From the Guidelines
Implantable Cardioverter-Defibrillator (ICD) placement is recommended for patients with NYHA class II or III heart failure who have a left ventricular ejection fraction (LVEF) of 35% or less, or 31-35% with NYHA class II or III, despite receiving optimal medical therapy for at least three months, as indicated in the 2025 ACC/AHA/ACEP/NAEMSP/SCAI guideline 1.
Key Considerations for ICD Placement
- Patients should be on guideline-directed medical therapy including beta-blockers, ACE inhibitors or ARBs, mineralocorticoid receptor antagonists, and potentially SGLT2 inhibitors before ICD placement is considered.
- The patient should have a reasonable expectation of survival with good functional status for more than one year.
- For ischemic cardiomyopathy patients, ICD placement should be at least 40 days post-myocardial infarction and 90 days post-revascularization.
- Non-ischemic cardiomyopathy patients should demonstrate persistent reduced ejection fraction despite optimal medical therapy.
- Cardiac resynchronization therapy with defibrillator (CRT-D) should be considered for patients with NYHA class II-III, LVEF ≤35%, and a QRS duration ≥130 ms, particularly with left bundle branch block, as supported by the 2015 ESC guidelines 1.
Rationale for ICD Placement
- ICDs are effective because they can detect life-threatening arrhythmias and deliver appropriate therapy to terminate ventricular tachycardia or fibrillation, which are common causes of sudden cardiac death in heart failure patients with reduced ejection fraction.
- The benefit of ICD placement in reducing sudden cardiac death has been demonstrated in several studies, including the Sudden Cardiac Death in Heart Failure Trial (SCD-HeFT) 1.
Additional Considerations
- ICD therapy is also recommended in patients with documented ventricular fibrillation or hemodynamically unstable VT in the absence of reversible causes, or within 48 hours of MI, as stated in the 2020 ESC guidelines on diabetes, pre-diabetes, and cardiovascular diseases 1.

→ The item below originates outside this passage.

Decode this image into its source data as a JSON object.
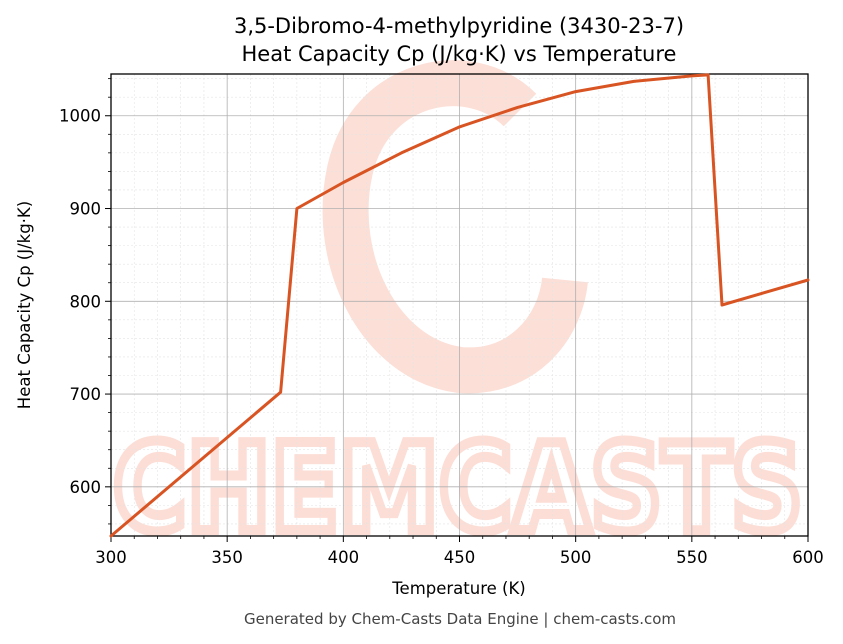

- Beta-blockers are recommended for patients with heart failure and after acute MI with LVEF <40%, to prevent sudden cardiac death.
From the Research
Criteria for ICD Placement in NYHA Class II or III Heart Failure
The criteria for Implantable Cardioverter-Defibrillator (ICD) placement in patients with New York Heart Association (NYHA) class II or III heart failure are based on several studies, including 2, 3, 4, 5, 6.
- Left Ventricular Ejection Fraction (LVEF): Patients with an LVEF of 35% or less are considered eligible for ICD placement, as shown in studies 2, 3, 4.
- NYHA Class: Patients with NYHA class II or III symptoms are considered eligible for ICD placement, as shown in studies 2, 3, 4.
- Optimal Medical Therapy: Patients should be on optimal medical therapy, including diuretics, angiotensin-converting enzyme (ACE) inhibitors, beta blockers, and angiotensin II receptor blockers, as recommended in study 3.
- Expectation of Survival: Patients should have an expectation of survival of at least 1 year, as recommended in study 3.
- Ischemic or Nonischemic Cardiomyopathy: Patients with ischemic or nonischemic cardiomyopathy are considered eligible for ICD placement, as shown in studies 2, 3, 4.
- History of Cardiac Arrest or Ventricular Tachycardia: Patients with a history of cardiac arrest, ventricular fibrillation, or hemodynamically unstable ventricular tachycardia are considered eligible for ICD placement, as recommended in study 3.
Additional Considerations
- Cardiac Resynchronization Therapy: Patients with an LVEF of 35% or less, NYHA class III or IV symptoms, and a QRS duration greater than 120 ms may be considered for cardiac resynchronization therapy, as recommended in study 3.
- Aldosterone Antagonists: Patients with moderate to severe heart failure symptoms and reduced LVEF may be considered for aldosterone antagonists, as recommended in study 5.
- Monitoring: Patients with ICDs should be closely monitored for device therapy and mortality, as shown in study 6.